Зверьки в бойницах вдруг опять ожили. Морщинистые руки задрали подол до самого подбородка и извлекли из кармана нижней юбки толстый кошелек.
— Но только напишите обо всем, что вы будете там рассказывать про меня.
Когда Ханна несколько минут спустя вошла в общую комнату, пастор уже сидел на диване в окружении всего семейства.
— …он собирал на бедных. О, в первом классе едут очень богатые люди. У них денег куры не клюют. Господин пастор постоянно собирает на бедных. Всем-то он желает добра.
Господин Штрихмюллер одобрительно взглянул на пастора. Желая внести, наконец, ясность в основной вопрос — капитал или проценты, — он хотел было сказать тетушке, что и она, по здешним, европейским, понятиям, весьма богатая женщина, но осекся.
Пастор, как видно, приготовился читать благодарственную молитву. Сперва он положил пустой рукав на живот, затем накрыл его сверху рукой и, пригнувшись, уставился в край стола.
Господин Штрихмюллер решительно сложил руки.
Во время молитвы он сверлил взглядом деревянный тетушкин сундук американской работы. Светло-желтого цвета метровый куб, обшитый вдоль и поперек никелированными полосами, с никелированными уголками и множеством никелированных замков, он имел явно заграничный вид, казался недоступным для взломщиков и будил самые радужные надежды.
От проклятого вопроса «проценты или капитал» у господина Штрихмюллера адски разболелась голова, и с горя он решил очень издалека навести разговор на интересующую его тему:
— Великолепный сундук!
— А ну-ка угадай, что у меня там? — лукаво спросила старуха.
«С нее, чего доброго, станет запрятать весь капитал в сундук между рубашками, вместо того чтобы перевести через банк», — подумал господин Штрихмюллер и хитро усмехнулся:
— Ну, вероятно, там у тебя твой… твои платья.
— Но, кроме платьев, у меня там…
— Вот наша вюрцбургская колбаса, — перебила фрау Люкс, ставя блюдо на стол, — и молодой картофель. Муж говорил, что вы очень любите.

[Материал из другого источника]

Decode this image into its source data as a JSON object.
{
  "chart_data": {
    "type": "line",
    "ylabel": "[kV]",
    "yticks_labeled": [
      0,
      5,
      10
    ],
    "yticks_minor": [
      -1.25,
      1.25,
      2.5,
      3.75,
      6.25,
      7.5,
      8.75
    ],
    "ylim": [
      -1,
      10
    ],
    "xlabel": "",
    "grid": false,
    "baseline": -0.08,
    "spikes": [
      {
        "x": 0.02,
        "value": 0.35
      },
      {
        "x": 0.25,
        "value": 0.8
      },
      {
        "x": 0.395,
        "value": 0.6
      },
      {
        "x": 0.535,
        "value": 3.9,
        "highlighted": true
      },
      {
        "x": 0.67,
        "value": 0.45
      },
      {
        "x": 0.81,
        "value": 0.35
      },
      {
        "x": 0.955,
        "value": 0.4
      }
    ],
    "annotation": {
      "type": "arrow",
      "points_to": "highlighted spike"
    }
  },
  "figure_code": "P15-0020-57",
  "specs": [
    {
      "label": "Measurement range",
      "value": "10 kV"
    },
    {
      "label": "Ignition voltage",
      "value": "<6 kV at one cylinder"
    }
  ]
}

— Еще как! Молодой картофель — это же объедение… Так бы я и оставила свою хорошую постель, — сказала она в твердой уверенности, что уже выдала секрет и все знают, что, помимо платьев, она уложила в сундук и постель. — Это еще мое приданое от первого брака.
Такая состоятельная! женщина — и везет с собой старую, постель? И вдруг весь тетушкин вид показался господину Штрихмюллеру до крайности подозрительным: и поношенная черная в белую шашечку шерстяная юбка, и штопаная шаль на плечах, и отнюдь не говорящие о достатке коричневые, натруженные руки, которые — как два хищных зверя, что без устали снуют взад-вперед, задевая друг друга и прутья клетки, — непрерывно находились в движении, то прячась одна в другую, то хватаясь за край стола, то вращаясь в запястьях, словно в них все еще трепетал отголосок долгой жизни, полной тяжкого труда.
Тетушка расписывала громадные земельные угодья покойного фермера.
— В прошлом месяце они опять начали строить новую ригу, такую длинную, как у нас в деревне целая улица. Расторопные, черти!
— Это на Западе строят такие стометровые риги, — пояснил пастор. — А ширина пятнадцать метров.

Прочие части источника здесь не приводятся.